Ces cordes qui attachent donc[4] le respect à tel et tel en particulier, sont des cordes d’imagination.

63.

Nous sommes si malheureux que nous ne pouvons prendre plaisir à une chose qu’à condition de nous fâcher si elle nous réussit mal ; ce que mille choses peuvent faire, et font à toute heure. Qui aurait trouvé le secret de se réjouir du bien sans être touché du mal contraire, aurait trouvé le point. C’est le mouvement perpétuel[5].


ARTICLE VII.
1.

A mesure qu’on a plus d’esprit, on trouve qu’il y a plus d’hommes originaux. Les gens du commun ne trouvent pas de différence entre les hommes.

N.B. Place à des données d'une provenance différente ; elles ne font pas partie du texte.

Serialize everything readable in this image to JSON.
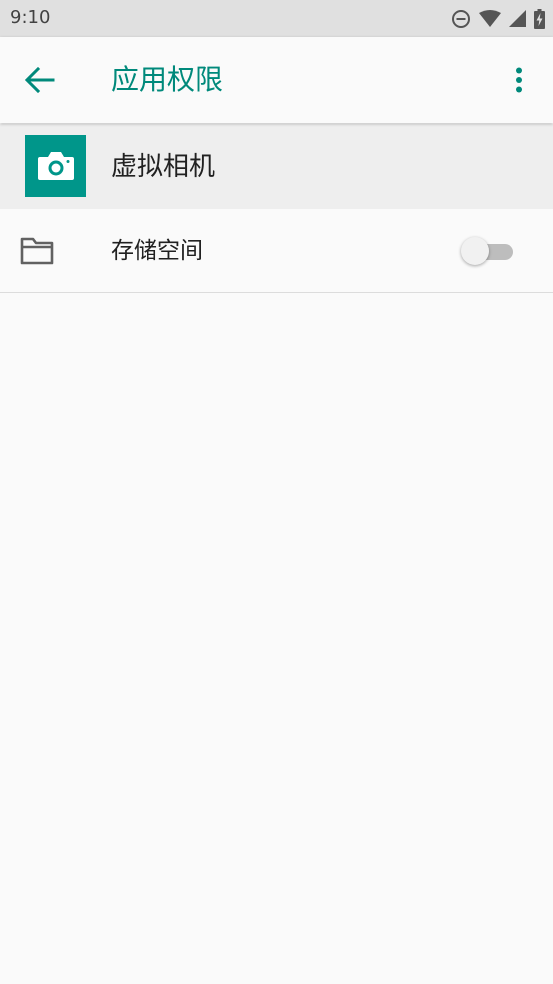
{
  "status_bar": {
    "time": "9:10",
    "icons": [
      "do-not-disturb-icon",
      "wifi-icon",
      "cellular-signal-icon",
      "battery-charging-icon"
    ]
  },
  "app_bar": {
    "title": "应用权限",
    "back_icon": "arrow-back-icon",
    "more_icon": "more-vert-icon"
  },
  "app_header": {
    "name": "虚拟相机",
    "icon": "camera-icon",
    "icon_bg_color": "#00968a"
  },
  "permissions": [
    {
      "label": "存储空间",
      "icon": "folder-icon",
      "enabled": false
    }
  ],
  "colors": {
    "accent": "#00897b",
    "status_bar_bg": "#e0e0e0",
    "background": "#fafafa"
  }
}
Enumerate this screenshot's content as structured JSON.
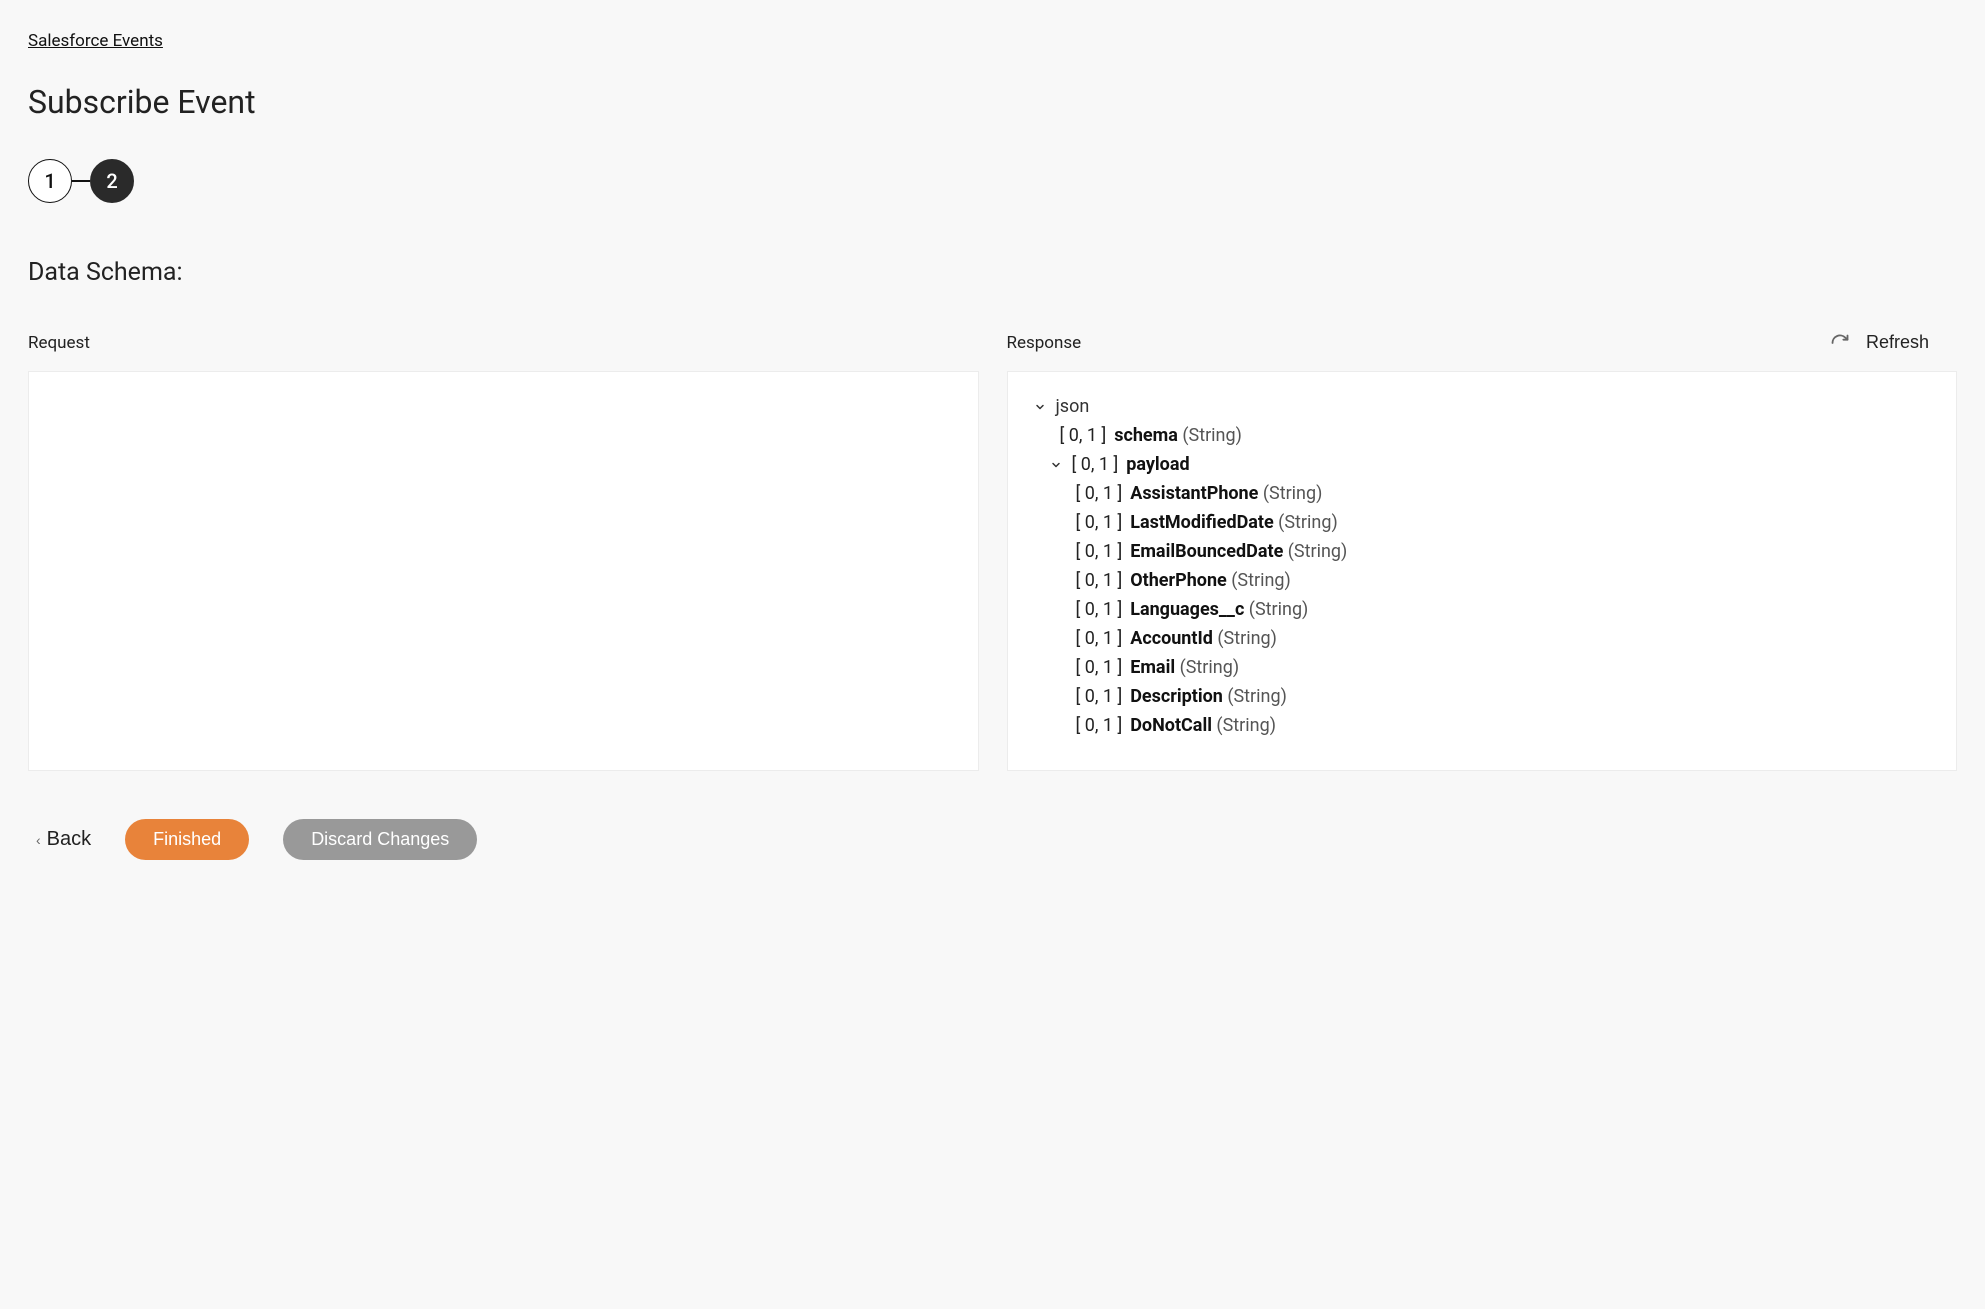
{
  "breadcrumb": {
    "label": "Salesforce Events"
  },
  "page": {
    "title": "Subscribe Event"
  },
  "steps": {
    "step1": "1",
    "step2": "2"
  },
  "section": {
    "title": "Data Schema:"
  },
  "refresh": {
    "label": "Refresh"
  },
  "panels": {
    "request_label": "Request",
    "response_label": "Response"
  },
  "tree": {
    "root_label": "json",
    "card_prefix": "[ 0, 1 ]",
    "schema_field": {
      "name": "schema",
      "type": "(String)"
    },
    "payload_label": "payload",
    "fields": [
      {
        "name": "AssistantPhone",
        "type": "(String)"
      },
      {
        "name": "LastModifiedDate",
        "type": "(String)"
      },
      {
        "name": "EmailBouncedDate",
        "type": "(String)"
      },
      {
        "name": "OtherPhone",
        "type": "(String)"
      },
      {
        "name": "Languages__c",
        "type": "(String)"
      },
      {
        "name": "AccountId",
        "type": "(String)"
      },
      {
        "name": "Email",
        "type": "(String)"
      },
      {
        "name": "Description",
        "type": "(String)"
      },
      {
        "name": "DoNotCall",
        "type": "(String)"
      }
    ]
  },
  "actions": {
    "back": "Back",
    "finished": "Finished",
    "discard": "Discard Changes"
  },
  "colors": {
    "accent": "#e8833a",
    "dark": "#2a2a2a",
    "grey_btn": "#999999"
  }
}
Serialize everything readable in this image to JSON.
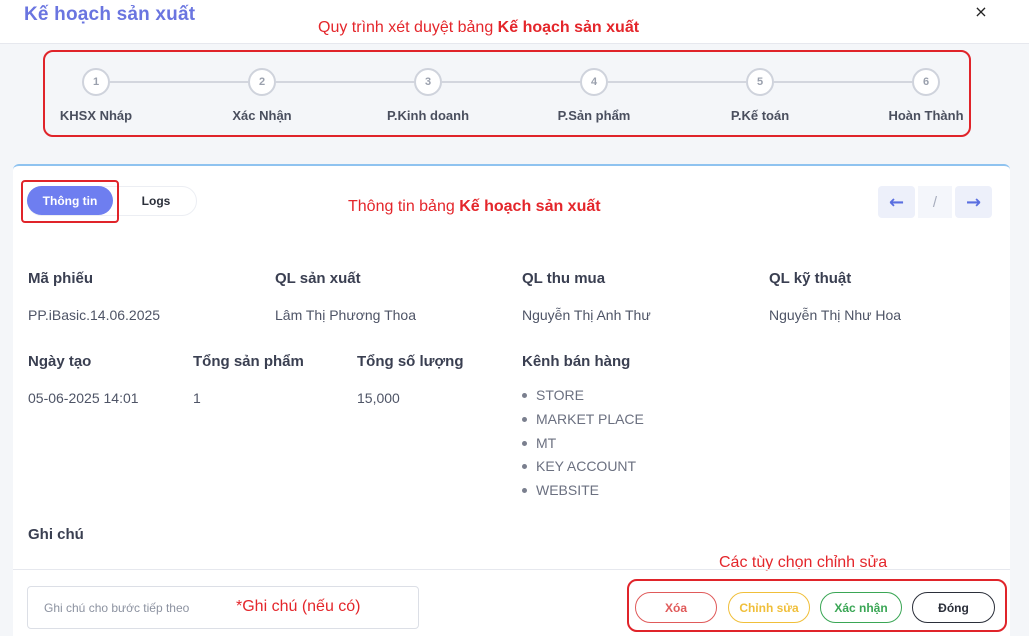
{
  "window": {
    "title": "Kế hoạch sản xuất",
    "close_symbol": "×"
  },
  "annotations": {
    "workflow_prefix": "Quy trình xét duyệt bảng ",
    "workflow_bold": "Kế hoạch sản xuất",
    "info_prefix": "Thông tin bảng ",
    "info_bold": "Kế hoạch sản xuất",
    "edit_options": "Các tùy chọn chỉnh sửa",
    "note_hint": "*Ghi chú (nếu có)"
  },
  "stepper": {
    "steps": [
      {
        "number": "1",
        "label": "KHSX Nháp"
      },
      {
        "number": "2",
        "label": "Xác Nhận"
      },
      {
        "number": "3",
        "label": "P.Kinh doanh"
      },
      {
        "number": "4",
        "label": "P.Sản phẩm"
      },
      {
        "number": "5",
        "label": "P.Kế toán"
      },
      {
        "number": "6",
        "label": "Hoàn Thành"
      }
    ]
  },
  "tabs": {
    "info": "Thông tin",
    "logs": "Logs",
    "active": "info"
  },
  "pager": {
    "prev_icon": "←",
    "separator": "/",
    "next_icon": "→"
  },
  "fields": {
    "ma_phieu": {
      "label": "Mã phiếu",
      "value": "PP.iBasic.14.06.2025"
    },
    "ql_san_xuat": {
      "label": "QL sản xuất",
      "value": "Lâm Thị Phương Thoa"
    },
    "ql_thu_mua": {
      "label": "QL thu mua",
      "value": "Nguyễn Thị Anh Thư"
    },
    "ql_ky_thuat": {
      "label": "QL kỹ thuật",
      "value": "Nguyễn Thị Như Hoa"
    },
    "ngay_tao": {
      "label": "Ngày tạo",
      "value": "05-06-2025 14:01"
    },
    "tong_san_pham": {
      "label": "Tổng sản phẩm",
      "value": "1"
    },
    "tong_so_luong": {
      "label": "Tổng số lượng",
      "value": "15,000"
    },
    "kenh_ban_hang": {
      "label": "Kênh bán hàng",
      "items": [
        "STORE",
        "MARKET PLACE",
        "MT",
        "KEY ACCOUNT",
        "WEBSITE"
      ]
    },
    "ghi_chu": {
      "label": "Ghi chú"
    }
  },
  "footer": {
    "note_placeholder": "Ghi chú cho bước tiếp theo",
    "buttons": {
      "delete": "Xóa",
      "edit": "Chỉnh sửa",
      "confirm": "Xác nhận",
      "close": "Đóng"
    }
  },
  "colors": {
    "accent": "#6e7ef0",
    "annotation_red": "#e4262b",
    "delete": "#e05a5a",
    "edit": "#f0bf3a",
    "confirm": "#3aa655",
    "close": "#2b2f3a"
  }
}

  1. « Comme il plait. » C’est le latin ut libet, ad libitum, d’une façon ou d’une autre.
  2. ^ « Qui se tient par l’imagination. » Pascal veut dire que la noblesse,par exemple, a d’abord établi son empire en France par la force, au temps de la conquête, mais que cet empire ne se soutient plus que par l’imagination ou le préjugé.
  3. « En Suisse des roturiers. » Cf. v, 8.
  4. « Qui attachent donc. » Ce donc serait mieux placé à la fin de la phrase : sont donc des cordes.
  5. « C’est le mouvement perpétuel. » Je pense que Pascal veut dire que cela est aussi impossible à trouver que le mouvement perpétuel.